We’re honored to have had the chance to chat with the amazing Victoria Chang, author of four books of poetry and recipient of the Guggenheim Fellowship—here’s what she has to say about the journey of becoming poet.


What’s your relationship to rejection?

Victoria Chang: It used to crush me. Literally. But after a while, I started separating the rejections from my personhood. Now I get them and I feel nothing. Literally. I’ve received two good ones lately, both from prominent journals. The first told me that I didn’t win the poetry contest I had entered (I hadn’t) and the second said they liked my “pitch” for prose which was the wrong genre. I’ve never had the horror stories of some of my friends who have had some mean comments from editors.

 

When did you start calling yourself a poet and why?

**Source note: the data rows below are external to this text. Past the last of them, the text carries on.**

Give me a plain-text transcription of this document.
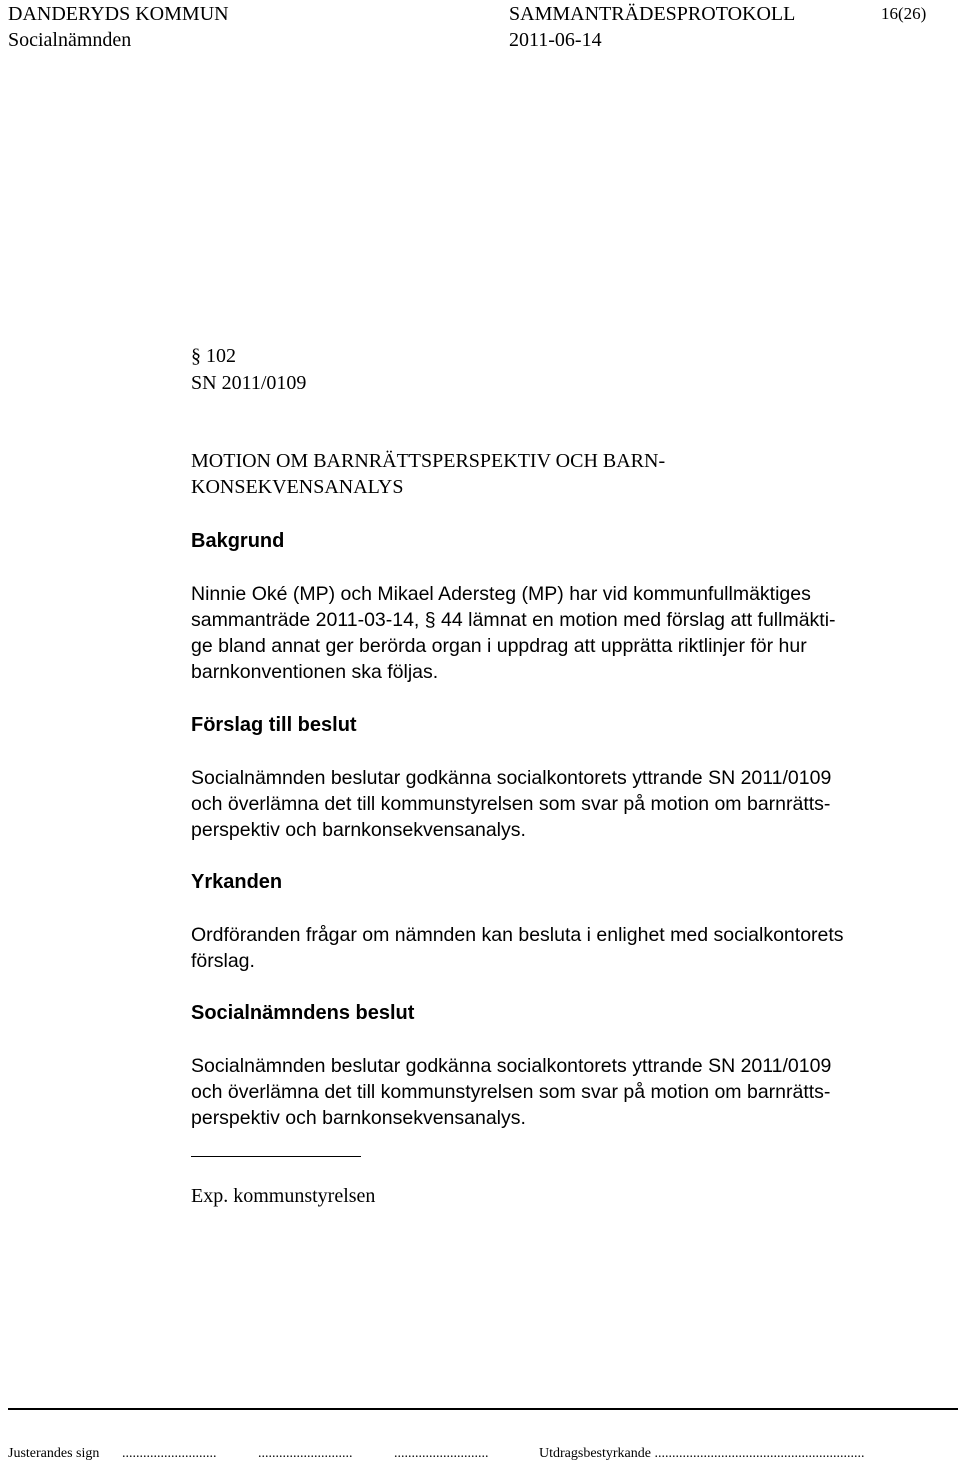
DANDERYDS KOMMUN	SAMMANTRÄDESPROTOKOLL	16(26)
Socialnämnden	2011-06-14
§ 102
SN 2011/0109
MOTION OM BARNRÄTTSPERSPEKTIV OCH BARN-
KONSEKVENSANALYS
Bakgrund
Ninnie Oké (MP) och Mikael Adersteg (MP) har vid kommunfullmäktiges
sammanträde 2011-03-14, § 44 lämnat en motion med förslag att fullmäkti-
ge bland annat ger berörda organ i uppdrag att upprätta riktlinjer för hur
barnkonventionen ska följas.
Förslag till beslut
Socialnämnden beslutar godkänna socialkontorets yttrande SN 2011/0109
och överlämna det till kommunstyrelsen som svar på motion om barnrätts-
perspektiv och barnkonsekvensanalys.
Yrkanden
Ordföranden frågar om nämnden kan besluta i enlighet med socialkontorets
förslag.
Socialnämndens beslut
Socialnämnden beslutar godkänna socialkontorets yttrande SN 2011/0109
och överlämna det till kommunstyrelsen som svar på motion om barnrätts-
perspektiv och barnkonsekvensanalys.
Exp. kommunstyrelsen
Justerandes sign ...........................	...........................	...........................	Utdragsbestyrkande ............................................................
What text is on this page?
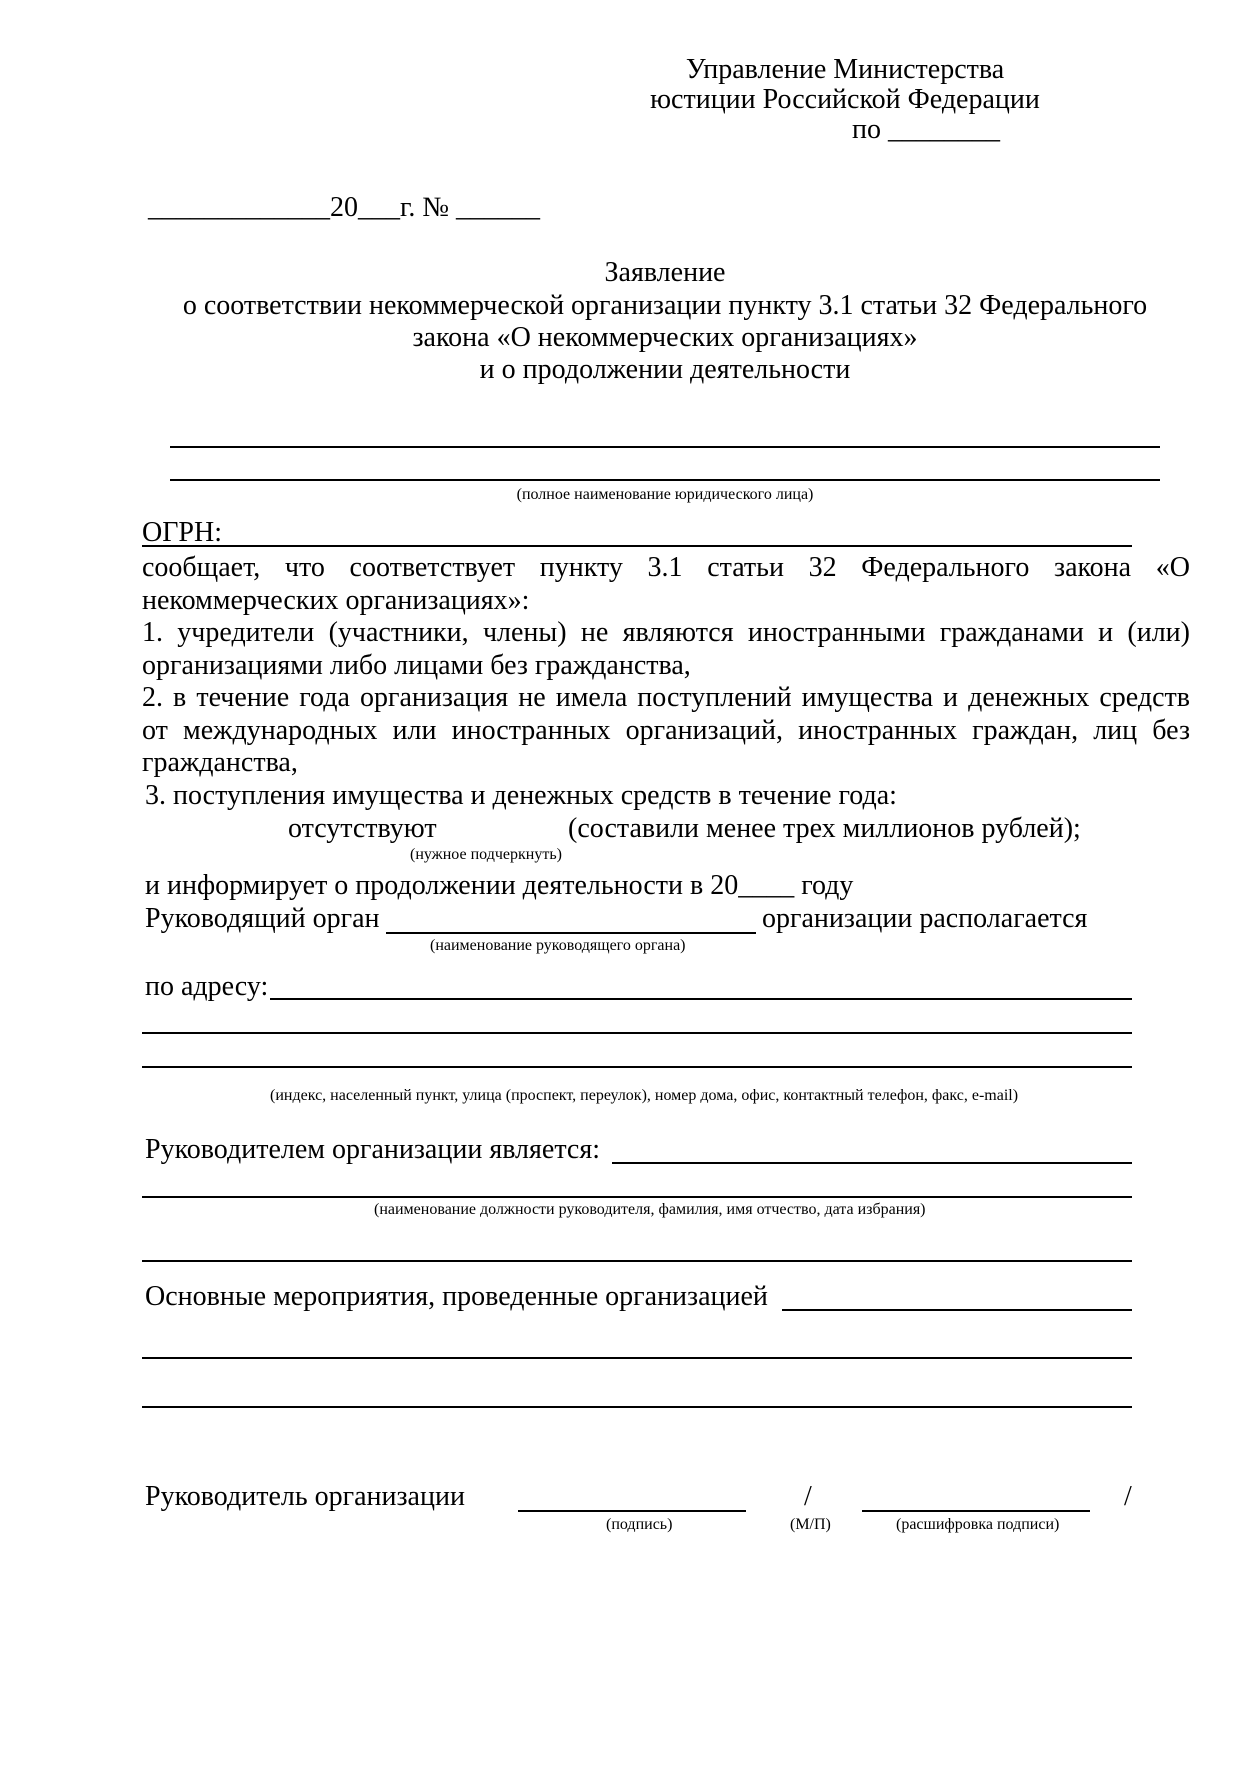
Управление Министерства
юстиции Российской Федерации
по ________
_____________20___г. № ______
Заявление
о соответствии некоммерческой организации пункту 3.1 статьи 32 Федерального
закона «О некоммерческих организациях»
и о продолжении деятельности
(полное наименование юридического лица)
ОГРН:
сообщает, что соответствует пункту 3.1 статьи 32 Федерального закона «О
некоммерческих организациях»:
1. учредители (участники, члены) не являются иностранными гражданами и (или)
организациями либо лицами без гражданства,
2. в течение года организация не имела поступлений имущества и денежных средств
от международных или иностранных организаций, иностранных граждан, лиц без
гражданства,
3. поступления имущества и денежных средств в течение года:
отсутствуют	(составили менее трех миллионов рублей);
(нужное подчеркнуть)
и информирует о продолжении деятельности в 20____ году
Руководящий орган	организации располагается
(наименование руководящего органа)
по адресу:
(индекс, населенный пункт, улица (проспект, переулок), номер дома, офис, контактный телефон, факс, e-mail)
Руководителем организации является:
(наименование должности руководителя, фамилия, имя отчество, дата избрания)
Основные мероприятия, проведенные организацией
Руководитель организации	/	/
(подпись)	(М/П)	(расшифровка подписи)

VC: I remember being at Warren Wilson’s MFA program and feeling uncomfortable calling myself a poet. Maybe after I got my MFA or after the first book was published? The word “poet” feels restrictive to me even now because I write, I read, I think, I teach, I jury, I do so many other things and to me, that’s all poetry.

 

What was the journey of getting your first book, Circle, published?

VC: I had begun sending out my first manuscript early before I had an MFA. My teacher at the time (through Stanford Continuing Studies) was Rick Barot and he helped me by giving me some thoughts on it. I entered the Crab Orchard Review first book contest a few times because they seemed to be one of the few presses and journals that were publishing people of color at time and I was a semifinalist, then a finalist, and then a final judge selected my manuscript to win the prize. I love Jon Tribble and Alison Joseph–they really are and always will be my heroes.

 

How do you climb out of a dry spell of writing?

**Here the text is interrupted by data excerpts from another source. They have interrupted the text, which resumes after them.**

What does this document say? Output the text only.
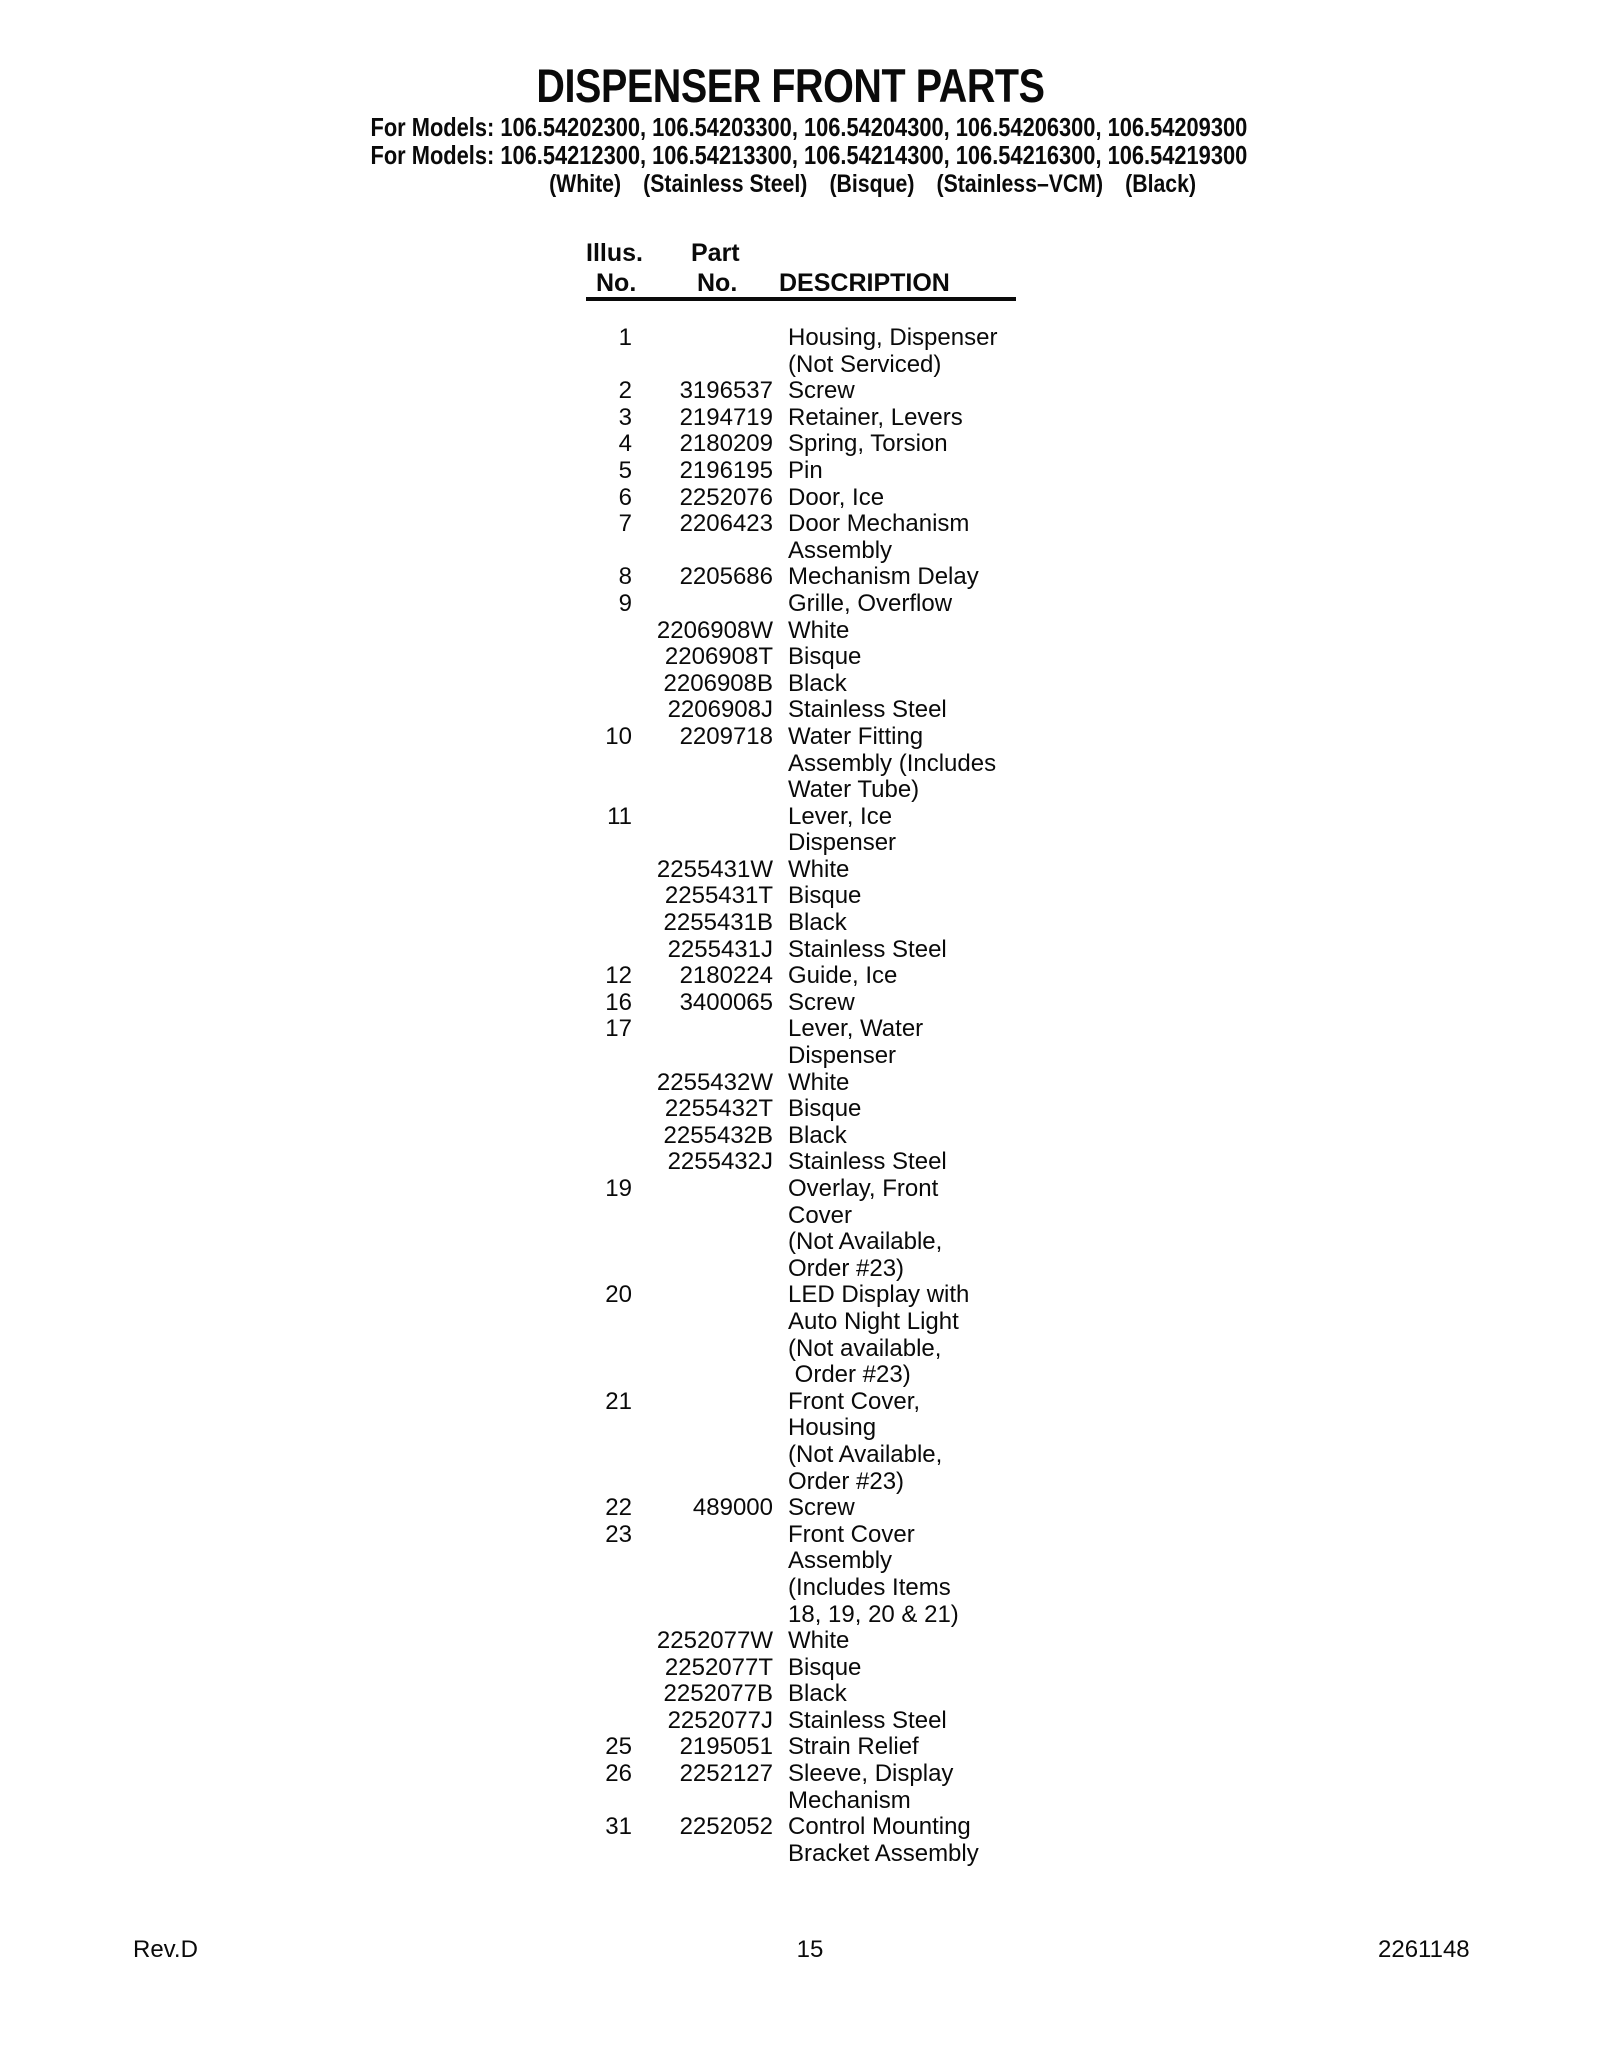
DISPENSER FRONT PARTS
For Models: 106.54202300, 106.54203300, 106.54204300, 106.54206300, 106.54209300
For Models: 106.54212300, 106.54213300, 106.54214300, 106.54216300, 106.54219300
(White) (Stainless Steel) (Bisque) (Stainless–VCM) (Black)
Illus. Part
No. No. DESCRIPTION
1	Housing, Dispenser
(Not Serviced)
2	3196537 Screw
3	2194719 Retainer, Levers
4	2180209 Spring, Torsion
5	2196195 Pin
6	2252076 Door, Ice
7	2206423 Door Mechanism
Assembly
8	2205686 Mechanism Delay
9	Grille, Overflow
2206908W White
2206908T Bisque
2206908B Black
2206908J Stainless Steel
10	2209718 Water Fitting
Assembly (Includes
Water Tube)
11	Lever, Ice
Dispenser
2255431W White
2255431T Bisque
2255431B Black
2255431J Stainless Steel
12	2180224 Guide, Ice
16	3400065 Screw
17	Lever, Water
Dispenser
2255432W White
2255432T Bisque
2255432B Black
2255432J Stainless Steel
19	Overlay, Front
Cover
(Not Available,
Order #23)
20	LED Display with
Auto Night Light
(Not available,
Order #23)
21	Front Cover,
Housing
(Not Available,
Order #23)
22	489000 Screw
23	Front Cover
Assembly
(Includes Items
18, 19, 20 & 21)
2252077W White
2252077T Bisque
2252077B Black
2252077J Stainless Steel
25	2195051 Strain Relief
26	2252127 Sleeve, Display
Mechanism
31	2252052 Control Mounting
Bracket Assembly
Rev.D	15	2261148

VC: I don’t worry about climbing out of dry spells because I do think that living is writing. Thinking is writing. Reading is writing. All those non-writing activities are writing. I get the nagging itch to write at some point. I’ve always had that come (whether I want it to come or not). That itch has made me realize writing is just something that I have to do that maybe non-writers don’t feel. That’s made me feel that this is what I want to be doing with my life.

 

What’s part of your job as a poet that would surprise most people?

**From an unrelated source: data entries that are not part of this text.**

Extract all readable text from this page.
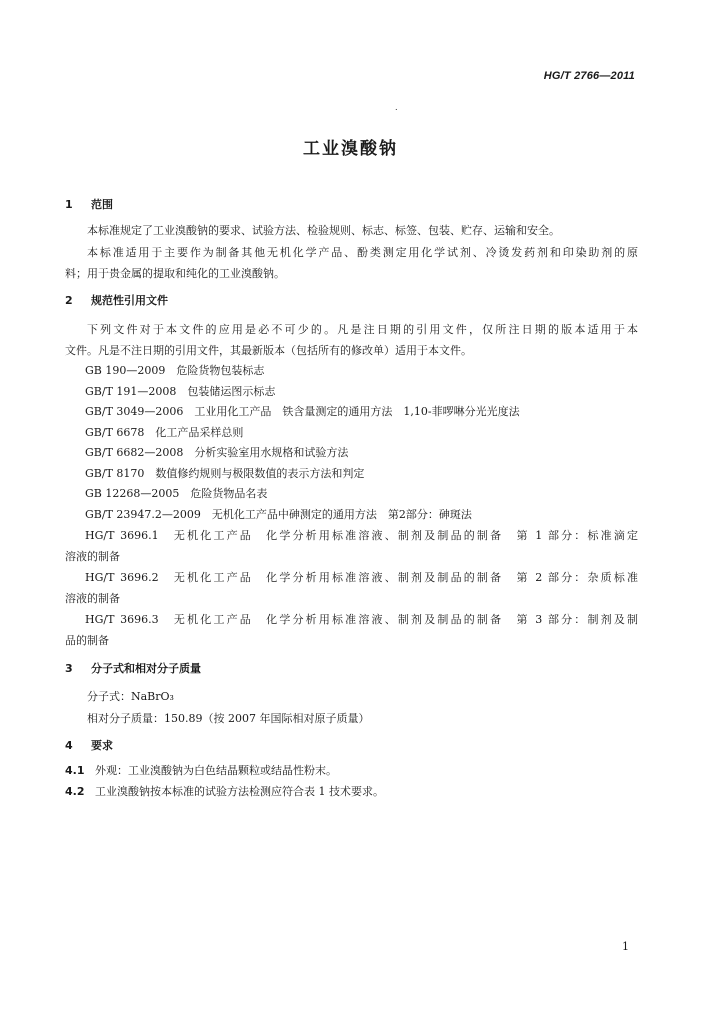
HG/T 2766—2011
.
工业溴酸钠
1 范围
本标准规定了工业溴酸钠的要求、试验方法、检验规则、标志、标签、包装、贮存、运输和安全。
本标准适用于主要作为制备其他无机化学产品、酚类测定用化学试剂、冷烫发药剂和印染助剂的原
料；用于贵金属的提取和纯化的工业溴酸钠。
2 规范性引用文件
下列文件对于本文件的应用是必不可少的。凡是注日期的引用文件，仅所注日期的版本适用于本
文件。凡是不注日期的引用文件，其最新版本（包括所有的修改单）适用于本文件。
GB 190—2009　危险货物包装标志
GB/T 191—2008　包装储运图示标志
GB/T 3049—2006　工业用化工产品　铁含量测定的通用方法　1,10-菲啰啉分光光度法
GB/T 6678　化工产品采样总则
GB/T 6682—2008　分析实验室用水规格和试验方法
GB/T 8170　数值修约规则与极限数值的表示方法和判定
GB 12268—2005　危险货物品名表
GB/T 23947.2—2009　无机化工产品中砷测定的通用方法　第2部分：砷斑法
HG/T 3696.1　无机化工产品　化学分析用标准溶液、制剂及制品的制备　第 1 部分：标准滴定
溶液的制备
HG/T 3696.2　无机化工产品　化学分析用标准溶液、制剂及制品的制备　第 2 部分：杂质标准
溶液的制备
HG/T 3696.3　无机化工产品　化学分析用标准溶液、制剂及制品的制备　第 3 部分：制剂及制
品的制备
3 分子式和相对分子质量
分子式：NaBrO₃
相对分子质量：150.89（按 2007 年国际相对原子质量）
4 要求
4.1 外观：工业溴酸钠为白色结晶颗粒或结晶性粉末。
4.2 工业溴酸钠按本标准的试验方法检测应符合表 1 技术要求。
1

VC: Hmmm. I would say that it might surprise people how many emails I field a day related to people asking me for things. Blurbs, recommendations, help, reading poems, reading manuscripts, jurying prizes, contests, interviews ;-), readings. It feels like good fortune, of course, because when I was first starting out, and for years and years, no one ever asked me to do anything. So I’m not complaining, just answering your question.

 

How do you keep your chin up amongst all the rejection?

VC: When I first started out, I never ever ever (to infinity) thought I would ever publish a book, let alone 4 books. I never thought I would win a Guggneheim in my wildest dreams. So there’s a lot of unknown along the way, but the thing to always remember is that I never stopped doing something that I liked to do and that’s been the great joy of it. If none of those things happened, I would probably still be writing. That’s why we do it in the end.

 

 


Victoria Chang’s fourth book of poems, Barbie Chang was published by Copper Canyon Press in 2017. The Boss (McSweeney’s) won a PEN Center USA Literary Award and a California Book Award. Her other books are Salvinia Molesta and Circle.  She also edited an anthology, Asian American Poetry: The Next Generation. Her poems have appeared in the Kenyon Review, American Poetry Review, POETRY, Believer, New England Review, VQR, The Nation, New Republic, TinhouseBest American Poetry, and elsewhere.  She received a Guggenheim Fellowship and a Sustainable Arts Foundation Fellowship in 2017, along with a Poetry Society of America Alice Fay di Castagnola Award in 2018 for her manuscript-in-progress, OBIT.  She is a contributing editor of the literary journal, Copper Nickel and a poetry editor at Tupelo Quarterly.

Her children’s picture book Is Mommy? (Simon & Schuster), was illustrated by Caldecott winner, Marla Frazee and was named a NYTNotable Book. She lives in Los Angeles with her family and her weiner dogs, Mustard and Ketchup and teaches within Antioch University’s MFA Program.  She also serves on the National Book Critics Circle Board.